SRINAGAR: People’s Conference president Sajad Lone on Wednesday took a dig at the Jammu and Kashmir administration’s handling of reservation policies, accusing the government of reducing a complex social tool into a blunt political instrument aimed solely at electoral gain.
The issue of reservations is all set to come up for discussion again. I will be honest. I don’t have a lot of hope. The committe formed by the present government is a typical run of the mill, time buying, excuse-making bureaucratic gibberish.
It will end up with either seeking…— Sajad Lone (@sajadlone) May 28, 2025
Posting on his X handle, Lone said he had little hope from the recently formed government committee set to deliberate on reservations in the Union Territory. Calling the committee a “typical run-of-the-mill, time-buying, excuse-making bureaucratic gibberish,” he predicted it would either defer decisions or issue ambiguous statements, or worse, recommend another committee.
“The government neither has the brain nor the brawn,” Lone wrote, arguing that dealing with reservations in Jammu and Kashmir demands both intellectual clarity and political courage. “From what I have understood, the present government is blinded by lust for votes. They can’t see beyond the ballot box.”
According to him, the administration views the reservation policy not as a means of social upliftment or a balance of merit, but as a tool of electoral arithmetic. In a pointed critique, he said the government has privately assessed that communities falling under ‘open merit’ do not form a homogenous vote bank and therefore are politically expendable. “So why take the trouble?” he asked rhetorically.
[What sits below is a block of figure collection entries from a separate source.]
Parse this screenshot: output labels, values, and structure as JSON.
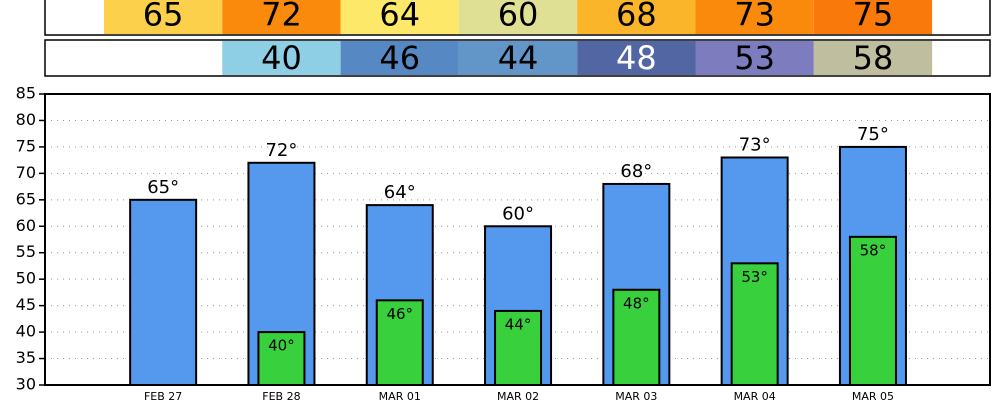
{
  "chart_data": {
    "type": "bar",
    "categories": [
      "FEB 27",
      "FEB 28",
      "MAR 01",
      "MAR 02",
      "MAR 03",
      "MAR 04",
      "MAR 05"
    ],
    "series": [
      {
        "color": "#5599ee",
        "values": [
          65,
          72,
          64,
          60,
          68,
          73,
          75
        ],
        "value_labels": [
          "65°",
          "72°",
          "64°",
          "60°",
          "68°",
          "73°",
          "75°"
        ],
        "cell_colors": [
          "#fcd04a",
          "#f98a0c",
          "#fde869",
          "#dfe093",
          "#fbb52a",
          "#f98a0c",
          "#f97a0a"
        ]
      },
      {
        "color": "#38d03c",
        "values": [
          null,
          40,
          46,
          44,
          48,
          53,
          58
        ],
        "value_labels": [
          null,
          "40°",
          "46°",
          "44°",
          "48°",
          "53°",
          "58°"
        ],
        "cell_colors": [
          null,
          "#8ecfe6",
          "#5689c4",
          "#6296c9",
          "#5266a4",
          "#7c7cbf",
          "#bfbf9f"
        ]
      }
    ],
    "ylim": [
      30,
      85
    ],
    "yticks": [
      30,
      35,
      40,
      45,
      50,
      55,
      60,
      65,
      70,
      75,
      80,
      85
    ],
    "grid": true
  }
}
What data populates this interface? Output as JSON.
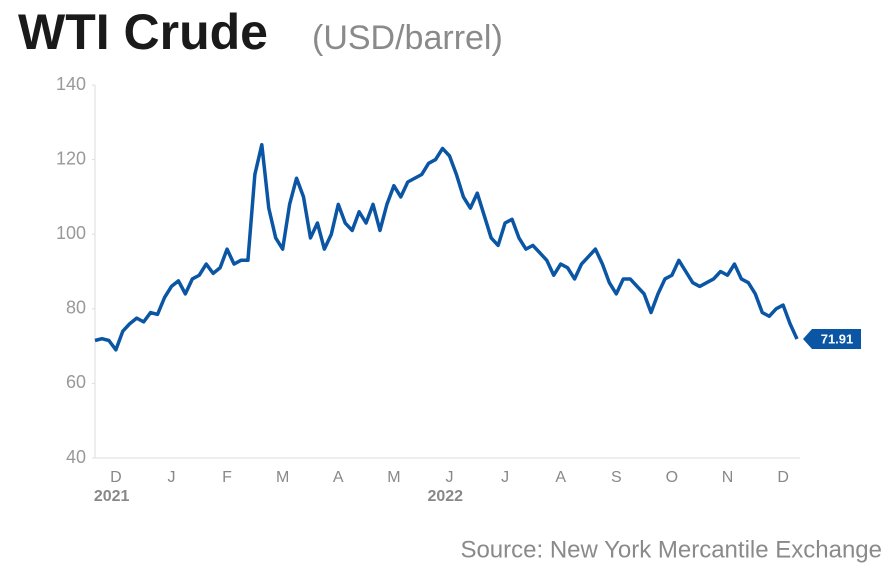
{
  "chart_data": {
    "type": "line",
    "title": "WTI Crude",
    "subtitle": "(USD/barrel)",
    "source": "Source: New York Mercantile Exchange",
    "years": [
      "2021",
      "2022"
    ],
    "categories": [
      null,
      null,
      null,
      "D",
      null,
      null,
      null,
      null,
      null,
      null,
      null,
      "J",
      null,
      null,
      null,
      null,
      null,
      null,
      null,
      "F",
      null,
      null,
      null,
      null,
      null,
      null,
      null,
      "M",
      null,
      null,
      null,
      null,
      null,
      null,
      null,
      "A",
      null,
      null,
      null,
      null,
      null,
      null,
      null,
      "M",
      null,
      null,
      null,
      null,
      null,
      null,
      null,
      "J",
      null,
      null,
      null,
      null,
      null,
      null,
      null,
      "J",
      null,
      null,
      null,
      null,
      null,
      null,
      null,
      "A",
      null,
      null,
      null,
      null,
      null,
      null,
      null,
      "S",
      null,
      null,
      null,
      null,
      null,
      null,
      null,
      "O",
      null,
      null,
      null,
      null,
      null,
      null,
      null,
      "N",
      null,
      null,
      null,
      null,
      null,
      null,
      null,
      "D",
      null,
      null
    ],
    "values": [
      71.5,
      72,
      71.5,
      69,
      74,
      76,
      77.5,
      76.5,
      79,
      78.5,
      83,
      86,
      87.5,
      84,
      88,
      89,
      92,
      89.5,
      91,
      96,
      92,
      93,
      93,
      116,
      124,
      107,
      99,
      96,
      108,
      115,
      110,
      99,
      103,
      96,
      100,
      108,
      103,
      101,
      106,
      103,
      108,
      101,
      108,
      113,
      110,
      114,
      115,
      116,
      119,
      120,
      123,
      121,
      116,
      110,
      107,
      111,
      105,
      99,
      97,
      103,
      104,
      99,
      96,
      97,
      95,
      93,
      89,
      92,
      91,
      88,
      92,
      94,
      96,
      92,
      87,
      84,
      88,
      88,
      86,
      84,
      79,
      84,
      88,
      89,
      93,
      90,
      87,
      86,
      87,
      88,
      90,
      89,
      92,
      88,
      87,
      84,
      79,
      78,
      80,
      81,
      76,
      71.91
    ],
    "color": "#0b56a4",
    "ylim": [
      40,
      140
    ],
    "yticks": [
      40,
      60,
      80,
      100,
      120,
      140
    ],
    "grid": false
  }
}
Lone argued that reservations, in their current form, have become one of the greatest societal challenges since 1947, urging for a more nuanced and layered approach to the issue. He called for both objective and comparative evaluations — one that assesses the social costs of suppressing merit and another that takes into account the specific socio-political dynamics of Jammu and Kashmir.
“Excessive reservations crowd out talent, disincentivise intellect, and subjugate meritocracy for all times to come,” he said. Drawing parallels with global powers, he suggested that nations like Britain and the United States achieved greatness by nurturing excellence through rigorous academic and professional standards, not by diluting them.
While acknowledging that reservations play a role in addressing historical injustices, Lone warned that they must remain within optimal limits. “There is a societal threshold to tolerate mediocrity. Mediocrity has to be the exception, not the rule.”
He accused the planners of using reservations as a “magical reset button” to achieve a new societal normal — one that, according to him, carries a strong undertone of retribution against specific ethnic and geographical groups. He added that local governments in the past have “willingly become pawns” in the hands of such planners, enabling an “excessive dose” of reservations.
Calling the current administration a “lame duck, fumbling and bumbling and mumbling miracle of a government,” Lone said rationalising the reservation system would be an immense challenge even for a capable government, let alone the present one.
Despite his harsh critique, Lone concluded on a cautiously optimistic note: “I am convinced there is a solution. But for that, you need to be able to comprehend the problem in all its shades and forms. And you also need the will and courage to take on those who want to script a new normal in our society.”
He warned that the issue of excessive reservations is “not about numbers” but a far deeper malaise. “It is a post-dated cheque for disaster. Societal resets have not worked anywhere in the world and will not work here,” he said.